BIRAKMAYI BİLMEK

YAYINLAMA: | GÜNCELLEME:
BIRAKMAYI BİLMEK

Günümüz insanında en çok gözlemlediğim şey; neyi bırakıp, neyi bırakmamamız gerektiğini bilemememiz. Gerçekte cevabın ne olduğunu bilmemize karşın, içsel çatışmalar yoluyla kararsız kalmamız ve daha sonra insanlar ne der anlayışıyla sessizleşmemiz. “Emek verdim o kadar”, “beceremedi derler”, “yenildi diyecekler” gibi olumsuz bazı düşüncelerin bırakmayı zorlaştırdığını düşünüyorum.

En çok da ilişki ve iş hayatında bu sorunu görüyorum. Kimi insanların bırakma konusunda hızlı ve kolayca hareket edebildiğini görüyorum. Kimisi de kalıyor, kalıyor, kalıyor.
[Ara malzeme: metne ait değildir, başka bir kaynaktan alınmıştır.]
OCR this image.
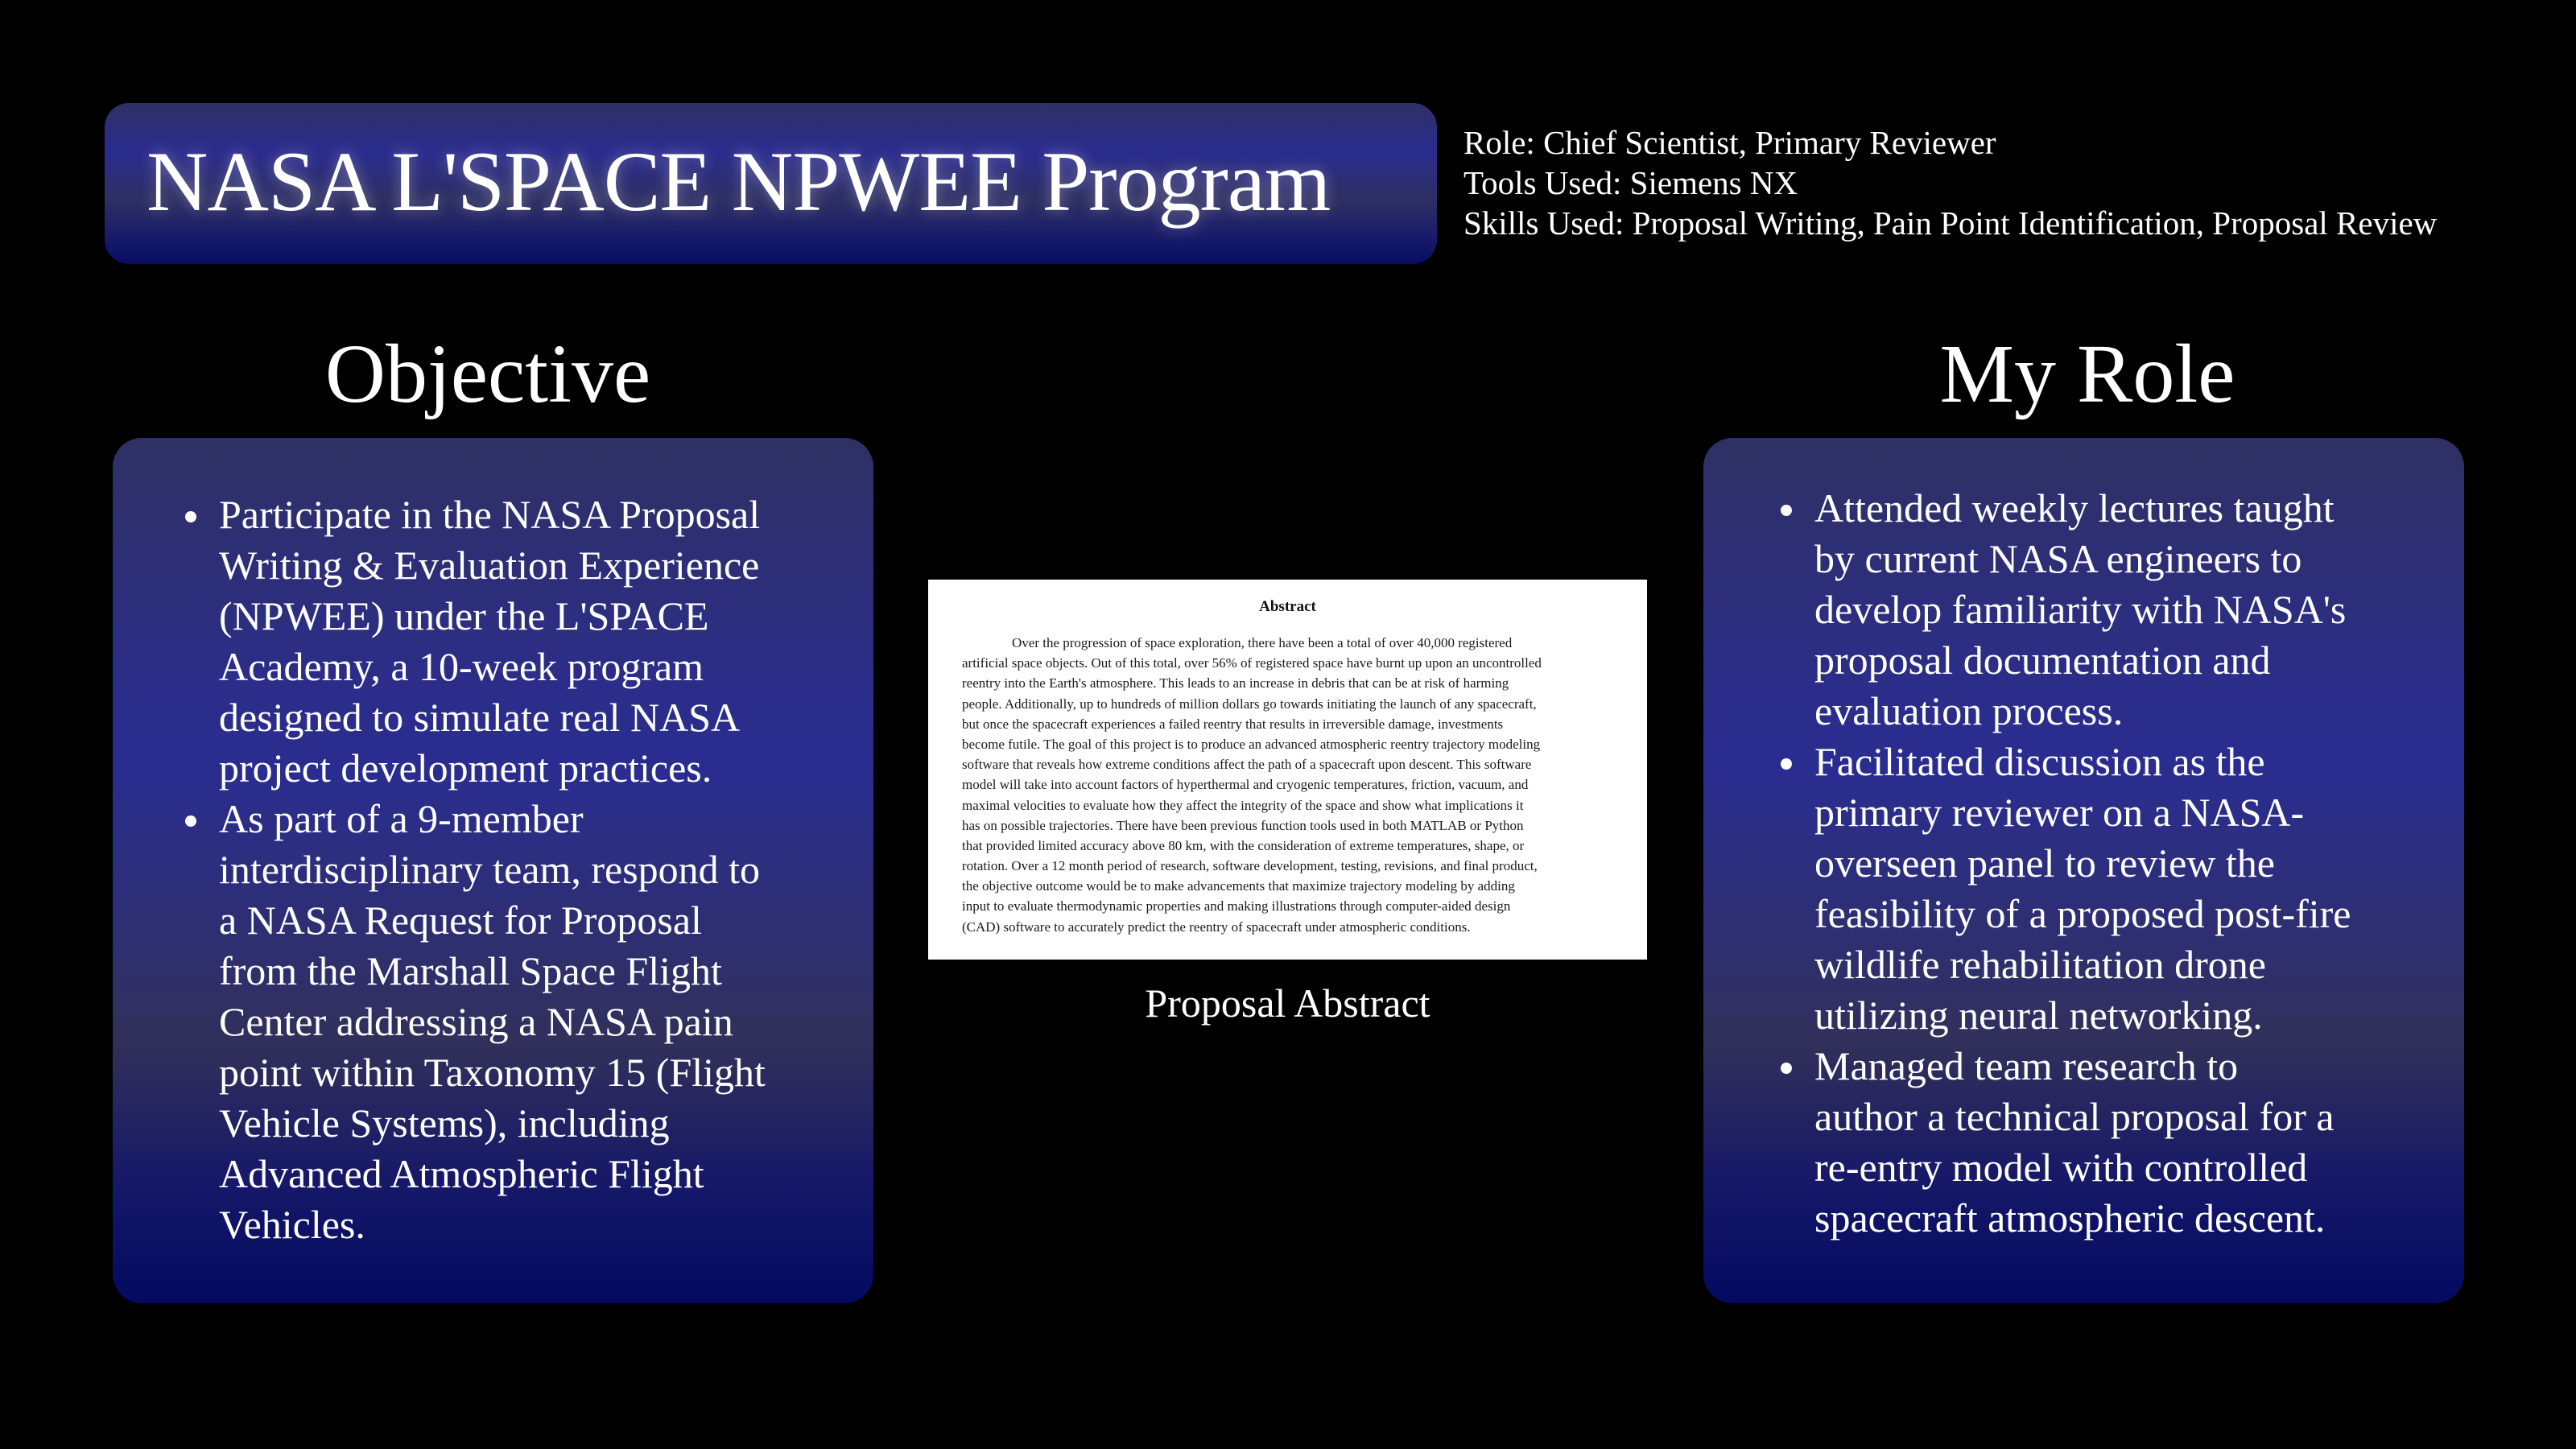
NASA L'SPACE NPWEE Program	Role: Chief Scientist, Primary Reviewer
Tools Used: Siemens NX
Skills Used: Proposal Writing, Pain Point Identification, Proposal Review
Objective	My Role
Participate in the NASA Proposal
Writing & Evaluation Experience
(NPWEE) under the L'SPACE
Academy, a 10-week program
designed to simulate real NASA
project development practices.
As part of a 9-member
interdisciplinary team, respond to
a NASA Request for Proposal
from the Marshall Space Flight
Center addressing a NASA pain
point within Taxonomy 15 (Flight
Vehicle Systems), including
Advanced Atmospheric Flight
Vehicles.
Abstract
Over the progression of space exploration, there have been a total of over 40,000 registered
artificial space objects. Out of this total, over 56% of registered space have burnt up upon an uncontrolled
reentry into the Earth's atmosphere. This leads to an increase in debris that can be at risk of harming
people. Additionally, up to hundreds of million dollars go towards initiating the launch of any spacecraft,
but once the spacecraft experiences a failed reentry that results in irreversible damage, investments
become futile. The goal of this project is to produce an advanced atmospheric reentry trajectory modeling
software that reveals how extreme conditions affect the path of a spacecraft upon descent. This software
model will take into account factors of hyperthermal and cryogenic temperatures, friction, vacuum, and
maximal velocities to evaluate how they affect the integrity of the space and show what implications it
has on possible trajectories. There have been previous function tools used in both MATLAB or Python
that provided limited accuracy above 80 km, with the consideration of extreme temperatures, shape, or
rotation. Over a 12 month period of research, software development, testing, revisions, and final product,
the objective outcome would be to make advancements that maximize trajectory modeling by adding
input to evaluate thermodynamic properties and making illustrations through computer-aided design
(CAD) software to accurately predict the reentry of spacecraft under atmospheric conditions.
Proposal Abstract
Attended weekly lectures taught
by current NASA engineers to
develop familiarity with NASA's
proposal documentation and
evaluation process.
Facilitated discussion as the
primary reviewer on a NASA-
overseen panel to review the
feasibility of a proposed post-fire
wildlife rehabilitation drone
utilizing neural networking.
Managed team research to
author a technical proposal for a
re-entry model with controlled
spacecraft atmospheric descent.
Peki neden kalıyor? İlişkisinde veya işinde zorbalık görmesine, değersizlik, yetersizlik, sevgisizlik hissetmesine karşın, ilişkide ve çalışma ortamında bir gram güveni kalmamışken hâlâ orada durmak, o kişiler için ne ifade ediyor?

Benim de bırakmayı bilmediğim dönemlerim oldu. Deneyimlerim neticesinde kolaylıkla bırakmanın ne demek olduğunu zamanla öğrendim. Verdiğimiz kararın arkasından en kötü senaryoyu düşüdüğümüz için “kalmayı” veya “bırakmamayı” seçebiliriz. Başlangıçta kendimizi bu kararla birlikte güvende hissedebiliriz. Konfor alanında hissedebiliriz. Ancak zamanla özümüzü iyi gelmeyen o durum karşımıza tekrar çıkabilir.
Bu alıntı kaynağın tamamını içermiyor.